Chiefs Will Probe Removal of Conley

Another in our series of new transcriptions of contemporary articles on the Leo Frank case.

Atlanta Constitution
July 25th, 1913

Negro Was Taken to Tower Without Knowledge of Beavers or Lanford.

Action is likely to be taken against Detective John Starnes and Pat Campbell, who Wednesday afternoon carried Jim Conley, the negro in the Phagan case, from police headquarters to the Tower without permission of either Chief Beavers or Chief Lanford.

When asked by a Constitution reporter Thursday afternoon what steps he would probably take against the detectives, Chief Beavers declined to talk. He inferred, however, that an investigation would likely result and that action would be taken.

Conley was taken from the station house prison shortly before noon Wednesday without the knowledge, it is said, of even Desk Sergeant Arch Holcombe. He was taken to the Tower for a four-hour examination in the cell of Newt Lee, which examination was promoted by Solicitor General Dorsey and his associate, Frank Hooper.

Neither Chief Knew.

Neither Chief Beavers nor Chief Lanford, it is stated, were aware of his absence from headquarters until informed by newspaper reporters who told the detective head. Lanford immediately conferred with Beavers with the result that the latter hurried to the jail, finding the prisoner with the detectives and attorneys.

Secrecy was thrown about the move, and, it is rumored, it was in an effort to prevent reporters from getting wind of the examination that Conley was spirited from the prison in such a mysterious manner. Starnes and Campbell say, however, that they did not inform their chiefs purely because neither happened to be at headquarters at the time.

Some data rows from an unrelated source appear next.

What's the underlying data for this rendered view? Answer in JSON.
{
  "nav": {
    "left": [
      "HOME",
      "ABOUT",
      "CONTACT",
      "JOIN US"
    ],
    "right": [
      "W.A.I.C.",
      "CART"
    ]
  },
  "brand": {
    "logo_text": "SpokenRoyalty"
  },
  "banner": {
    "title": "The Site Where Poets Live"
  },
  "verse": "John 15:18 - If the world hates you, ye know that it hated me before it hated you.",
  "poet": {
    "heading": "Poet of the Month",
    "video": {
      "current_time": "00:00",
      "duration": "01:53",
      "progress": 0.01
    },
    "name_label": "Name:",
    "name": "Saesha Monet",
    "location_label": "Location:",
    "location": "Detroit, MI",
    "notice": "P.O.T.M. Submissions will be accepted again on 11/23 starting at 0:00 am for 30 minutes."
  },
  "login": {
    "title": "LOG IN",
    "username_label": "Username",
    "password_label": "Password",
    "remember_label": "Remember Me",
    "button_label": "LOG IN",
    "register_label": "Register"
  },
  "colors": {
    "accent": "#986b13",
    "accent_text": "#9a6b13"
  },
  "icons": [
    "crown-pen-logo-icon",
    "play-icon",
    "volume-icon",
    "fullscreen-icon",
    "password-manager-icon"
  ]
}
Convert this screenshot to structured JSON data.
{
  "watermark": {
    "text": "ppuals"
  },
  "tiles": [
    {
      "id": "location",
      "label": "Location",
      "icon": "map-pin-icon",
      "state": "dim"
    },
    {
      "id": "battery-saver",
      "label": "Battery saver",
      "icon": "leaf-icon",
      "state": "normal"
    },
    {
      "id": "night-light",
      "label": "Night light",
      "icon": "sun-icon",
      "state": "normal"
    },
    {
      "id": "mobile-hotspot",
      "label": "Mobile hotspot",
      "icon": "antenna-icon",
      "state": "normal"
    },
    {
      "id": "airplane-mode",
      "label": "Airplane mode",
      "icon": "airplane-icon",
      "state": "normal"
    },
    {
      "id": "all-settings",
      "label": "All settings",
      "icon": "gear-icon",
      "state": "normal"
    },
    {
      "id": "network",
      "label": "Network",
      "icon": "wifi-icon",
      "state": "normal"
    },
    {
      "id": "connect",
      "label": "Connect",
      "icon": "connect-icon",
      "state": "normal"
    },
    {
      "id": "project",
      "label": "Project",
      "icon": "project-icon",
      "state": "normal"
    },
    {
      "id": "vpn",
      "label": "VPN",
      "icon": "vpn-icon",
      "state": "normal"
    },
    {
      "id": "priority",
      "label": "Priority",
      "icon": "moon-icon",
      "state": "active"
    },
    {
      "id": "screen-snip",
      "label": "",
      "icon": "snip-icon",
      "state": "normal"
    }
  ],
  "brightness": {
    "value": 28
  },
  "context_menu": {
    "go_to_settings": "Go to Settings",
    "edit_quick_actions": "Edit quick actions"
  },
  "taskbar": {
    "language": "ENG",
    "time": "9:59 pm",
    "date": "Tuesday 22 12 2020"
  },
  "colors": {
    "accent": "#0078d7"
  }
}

If both Beavers and Lanford had been in the place, however, they state, they would have sought permission of each chief before removing the negro. Upon visiting the jail Wednesday afternoon, Beavers did not interfere in any manner with the examination.

Chief Lanford said to reporters Thursday that none of his men would ever again take such liberties, and Beavers declared that if Conley were to be removed in the future he would be fully aware of the move and would personally superintended it.

He was asked if action had been taken against either Starnes or Campbell or the turnkey, Tom Bayne, who was on duty at the time the negro was taken from his cell. His answer was:

No Action on Record.

“I can’t talk. No action, however, is on record.”

When asked if action would be taken, he said:

“I can’t help what you infer. I’m only stating facts.”

He would not state whether or not the detectives were guilty of insubordination in assuming authority which should rest only in the hands of department heads.

“I’d rather not talk,” was all he would say.

It is rumored around headquarters that a thorough investigation is being made, and that Starnes and Campbell will be compelled to make a report of their action.

No Action by Lanford.

Chief Lanford stated to a reporter last night that there probably would be no action taken against either Campbell or Starnes, as Conley is as much in charge of his attorney, William M. Smith, as of police headquarters.

Smith’s consent had been obtained for the removal to the jail, Lanford said, and the attorney had made an effort to communicate with both the detective head and Chief Beavers before carrying out the move. Inasmuch as Conley is held only as witness, and is in charge of his attorney, Starnes and Campbell, the chief declared, did nothing wrong in their act.